Detection of laboratory indicators
The subjects fasted overnight for at least 12 h. At 8:00 a.m. the next day, the venous blood of those patients was drawn to measure TC, LDL-c, HDL-c, TG, UA, HIV viral nucleic acid (HIVRNA), and T lymphocyte subsets.
TC, TG, HDL-c, LDL-c and UA levels were measured by the enzymatic method of an automatic biochemical analyzer purchased from Zhejiang Eastern European Biological Products Company. HIVRNA was detected by fluorescent quantitative PCR; T lymphocyte subsets (including CD3+ count, CD4+ count, CD8+ count, CD3+%, CD4+%, CD8+%) were measured by flow cytometry using a Beckman flow cytometer.
The follow-up time points were 0, 4, 8, 12, 24, 36, 48, 60, 72, 84, 96, 108, 120, 132, and 144 weeks after patients underwent ART with the TDF plus 3TC plus EFV regimen [13]. UA levels were measured at each follow-up time point, and TC, LDL-c, HDL-c and TG levels were detected at 0, 24, 48, 96, 120, and 144 weeks [13].

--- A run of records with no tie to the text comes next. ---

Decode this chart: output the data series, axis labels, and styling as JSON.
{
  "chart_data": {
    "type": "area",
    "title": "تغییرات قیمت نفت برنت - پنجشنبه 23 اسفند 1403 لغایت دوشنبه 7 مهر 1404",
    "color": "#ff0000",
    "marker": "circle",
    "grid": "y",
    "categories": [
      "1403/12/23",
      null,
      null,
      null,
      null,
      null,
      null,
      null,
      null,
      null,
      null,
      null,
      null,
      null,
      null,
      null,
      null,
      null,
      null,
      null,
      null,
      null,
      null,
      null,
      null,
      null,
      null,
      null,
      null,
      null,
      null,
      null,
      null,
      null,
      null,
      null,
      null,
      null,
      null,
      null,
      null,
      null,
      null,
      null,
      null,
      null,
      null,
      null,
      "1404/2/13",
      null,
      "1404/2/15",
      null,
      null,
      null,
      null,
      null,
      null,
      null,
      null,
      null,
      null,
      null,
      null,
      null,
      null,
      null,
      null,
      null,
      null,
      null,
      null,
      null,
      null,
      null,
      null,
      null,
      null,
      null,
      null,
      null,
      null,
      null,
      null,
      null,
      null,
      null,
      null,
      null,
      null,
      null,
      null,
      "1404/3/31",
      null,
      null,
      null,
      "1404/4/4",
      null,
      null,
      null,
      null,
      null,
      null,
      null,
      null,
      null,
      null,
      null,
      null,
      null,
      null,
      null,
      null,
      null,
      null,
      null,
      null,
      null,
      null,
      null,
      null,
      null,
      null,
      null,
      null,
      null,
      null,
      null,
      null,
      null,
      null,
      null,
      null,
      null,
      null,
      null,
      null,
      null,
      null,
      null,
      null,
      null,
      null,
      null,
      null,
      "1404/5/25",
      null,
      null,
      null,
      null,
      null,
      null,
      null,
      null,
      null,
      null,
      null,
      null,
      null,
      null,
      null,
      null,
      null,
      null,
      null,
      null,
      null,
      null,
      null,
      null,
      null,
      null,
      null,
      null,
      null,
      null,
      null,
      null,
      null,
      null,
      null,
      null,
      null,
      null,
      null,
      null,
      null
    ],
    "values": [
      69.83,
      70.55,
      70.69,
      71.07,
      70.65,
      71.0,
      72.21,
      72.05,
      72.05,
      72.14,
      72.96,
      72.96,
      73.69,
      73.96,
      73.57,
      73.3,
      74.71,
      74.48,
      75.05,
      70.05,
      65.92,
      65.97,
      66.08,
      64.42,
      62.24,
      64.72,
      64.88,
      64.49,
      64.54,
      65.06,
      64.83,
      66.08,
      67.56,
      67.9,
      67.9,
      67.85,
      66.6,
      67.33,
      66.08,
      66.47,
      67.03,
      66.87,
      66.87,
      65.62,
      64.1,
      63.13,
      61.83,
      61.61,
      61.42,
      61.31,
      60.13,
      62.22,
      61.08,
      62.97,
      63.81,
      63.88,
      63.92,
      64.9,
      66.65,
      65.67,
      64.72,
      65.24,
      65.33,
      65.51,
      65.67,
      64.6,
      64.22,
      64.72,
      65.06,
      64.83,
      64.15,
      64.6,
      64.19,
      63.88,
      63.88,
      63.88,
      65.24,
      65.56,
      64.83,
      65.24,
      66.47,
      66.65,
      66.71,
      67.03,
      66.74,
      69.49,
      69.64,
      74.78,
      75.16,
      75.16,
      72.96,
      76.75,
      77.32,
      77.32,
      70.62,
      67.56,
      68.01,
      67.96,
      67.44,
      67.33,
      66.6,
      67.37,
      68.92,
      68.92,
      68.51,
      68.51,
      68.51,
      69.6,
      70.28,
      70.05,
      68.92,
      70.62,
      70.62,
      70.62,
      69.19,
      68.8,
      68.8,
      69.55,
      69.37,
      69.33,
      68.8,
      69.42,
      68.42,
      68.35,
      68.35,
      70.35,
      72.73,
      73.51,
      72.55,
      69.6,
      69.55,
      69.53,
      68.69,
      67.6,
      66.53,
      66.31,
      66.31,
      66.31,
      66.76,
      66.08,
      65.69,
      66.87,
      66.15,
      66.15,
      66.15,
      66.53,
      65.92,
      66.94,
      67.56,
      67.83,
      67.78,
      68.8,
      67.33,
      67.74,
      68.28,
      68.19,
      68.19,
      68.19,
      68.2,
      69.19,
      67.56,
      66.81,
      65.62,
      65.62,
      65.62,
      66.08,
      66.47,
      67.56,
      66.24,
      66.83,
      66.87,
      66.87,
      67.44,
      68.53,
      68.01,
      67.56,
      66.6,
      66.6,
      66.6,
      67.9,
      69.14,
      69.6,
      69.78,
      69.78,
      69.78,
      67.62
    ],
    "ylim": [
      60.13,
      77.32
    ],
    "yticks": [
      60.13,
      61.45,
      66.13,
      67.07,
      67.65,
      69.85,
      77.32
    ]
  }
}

Databases were established according to the needs of the research by two researchers simultaneously collecting and entering data. All of the data were checked by the researchers to assess data integrity, authenticity, and accuracy.

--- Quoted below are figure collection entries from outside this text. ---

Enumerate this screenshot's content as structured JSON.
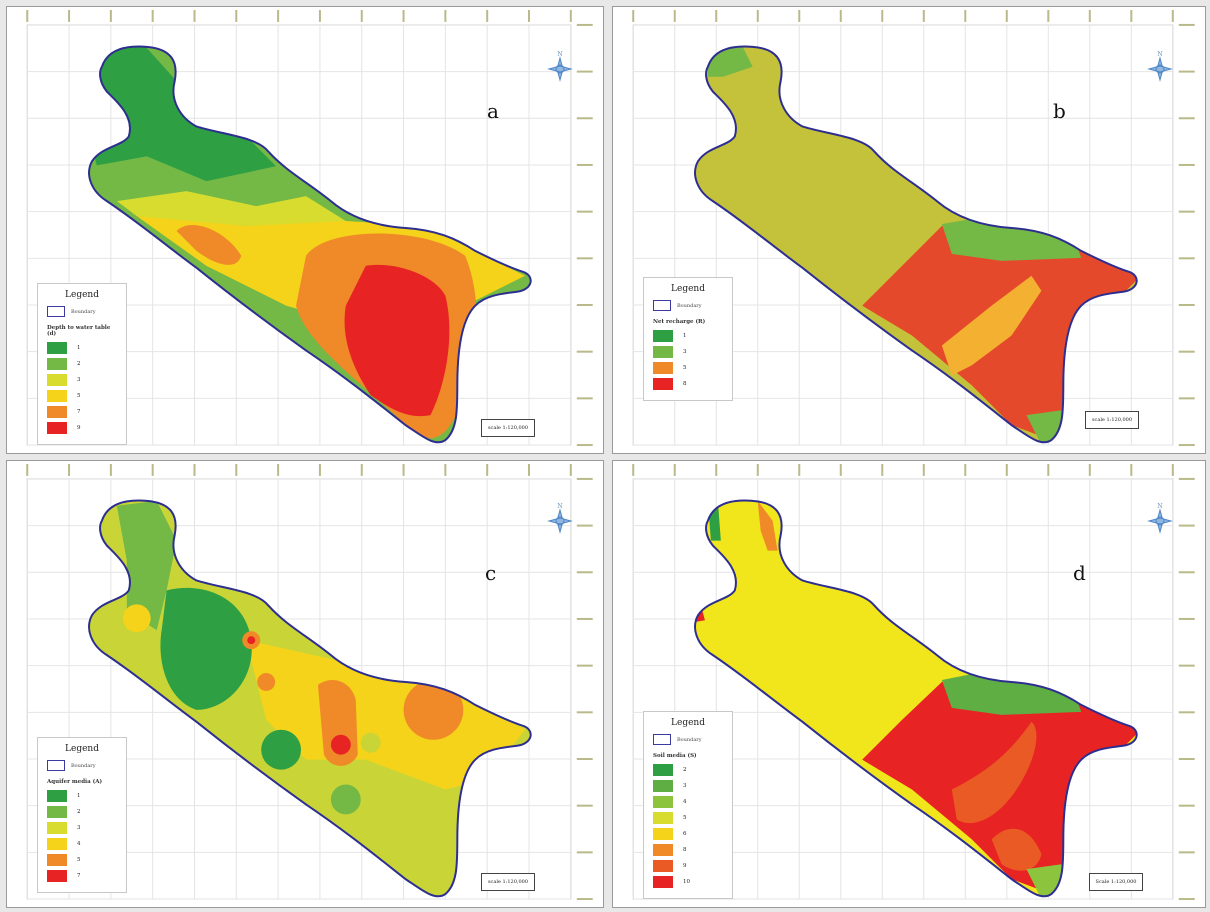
{
  "colors": {
    "boundary": "#2d2e8f",
    "dark_green": "#2ea043",
    "mid_green": "#74b846",
    "light_green": "#b9d23c",
    "lime": "#d8dc2e",
    "yellow": "#f4d31a",
    "orange": "#f08a28",
    "red_orange": "#ea5a24",
    "red": "#e82323"
  },
  "panels": [
    {
      "letter": "a",
      "legend": {
        "title": "Legend",
        "boundary_label": "Boundary",
        "variable_label": "Depth to water table (d)",
        "classes": [
          {
            "label": "1",
            "color": "#2ea043"
          },
          {
            "label": "2",
            "color": "#74b846"
          },
          {
            "label": "3",
            "color": "#d8dc2e"
          },
          {
            "label": "5",
            "color": "#f4d31a"
          },
          {
            "label": "7",
            "color": "#f08a28"
          },
          {
            "label": "9",
            "color": "#e82323"
          }
        ]
      },
      "scale": "scale 1:120,000"
    },
    {
      "letter": "b",
      "legend": {
        "title": "Legend",
        "boundary_label": "Boundary",
        "variable_label": "Net recharge (R)",
        "classes": [
          {
            "label": "1",
            "color": "#2ea043"
          },
          {
            "label": "3",
            "color": "#74b846"
          },
          {
            "label": "5",
            "color": "#f08a28"
          },
          {
            "label": "8",
            "color": "#e82323"
          }
        ]
      },
      "scale": "scale 1:120,000"
    },
    {
      "letter": "c",
      "legend": {
        "title": "Legend",
        "boundary_label": "Boundary",
        "variable_label": "Aquifer media (A)",
        "classes": [
          {
            "label": "1",
            "color": "#2ea043"
          },
          {
            "label": "2",
            "color": "#74b846"
          },
          {
            "label": "3",
            "color": "#d8dc2e"
          },
          {
            "label": "4",
            "color": "#f4d31a"
          },
          {
            "label": "5",
            "color": "#f08a28"
          },
          {
            "label": "7",
            "color": "#e82323"
          }
        ]
      },
      "scale": "scale 1:120,000"
    },
    {
      "letter": "d",
      "legend": {
        "title": "Legend",
        "boundary_label": "Boundary",
        "variable_label": "Soil media (S)",
        "classes": [
          {
            "label": "2",
            "color": "#2ea043"
          },
          {
            "label": "3",
            "color": "#5fae44"
          },
          {
            "label": "4",
            "color": "#8cc43e"
          },
          {
            "label": "5",
            "color": "#d8dc2e"
          },
          {
            "label": "6",
            "color": "#f4d31a"
          },
          {
            "label": "8",
            "color": "#f08a28"
          },
          {
            "label": "9",
            "color": "#ea5a24"
          },
          {
            "label": "10",
            "color": "#e82323"
          }
        ]
      },
      "scale": "Scale 1:120,000"
    }
  ]
}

Patient and public involvement
Patients and the public were involved in the development of the research question or in the design of the study. Patients received oral and written information about this study; however, they were not involved in the recruitment and implementation of the study. In addition, the burden of the intervention was assessed by the investigators. After signing an informed consent form by the participants, they were assessed for eligibility prior to data collection.
Statistical methods
The Statistical Package for the Social Sciences software version 17.0 (IBM Inc., Armonk, NY, USA) and GraphPad Prism 8 (GraphPad) software were used for statistical analysis. TC, LDL-c, HDL-c, TG and UA levels normally distributed, and statistical analysis was conducted directly. Nonnormally distributed HIVRNA levels were subjected to natural logarithmic transformation before statistical analysis. Quantitative data were expressed as χ ± SD, and categorical data were expressed as rates or percentages. One-way ANOVA was used to compare metabolism parameters from baseline to 144 weeks, and a paired t-test was used to compare metabolism parameters between baseline and some follow-up time points. The Kruskal-Wallis H (K) test for K independent samples was used to compare the percentage of dyslipidemia and hyperuricemia from baseline to 144 weeks. The Mann-Whitney test for two independent samples was used to compare the percentage of dyslipidemia and hyperuricemia between baseline and some follow-up time points. One-way ANOVA was used to compare metabolism parameters between the three different CD4+ T cell count groups at the same time point. Two-way ANOVA was used to compare metabolism parameters between the three different CD4+ T cell count groups from baseline to 144 weeks. A p value < 0.05 was considered statistically significant.
Ethical consideration
The study was approved by the hospital ethics committee of the Public and Health Clinic Centre of Chengdu (PJ-K2012-012-01). All patients gave written informed consent.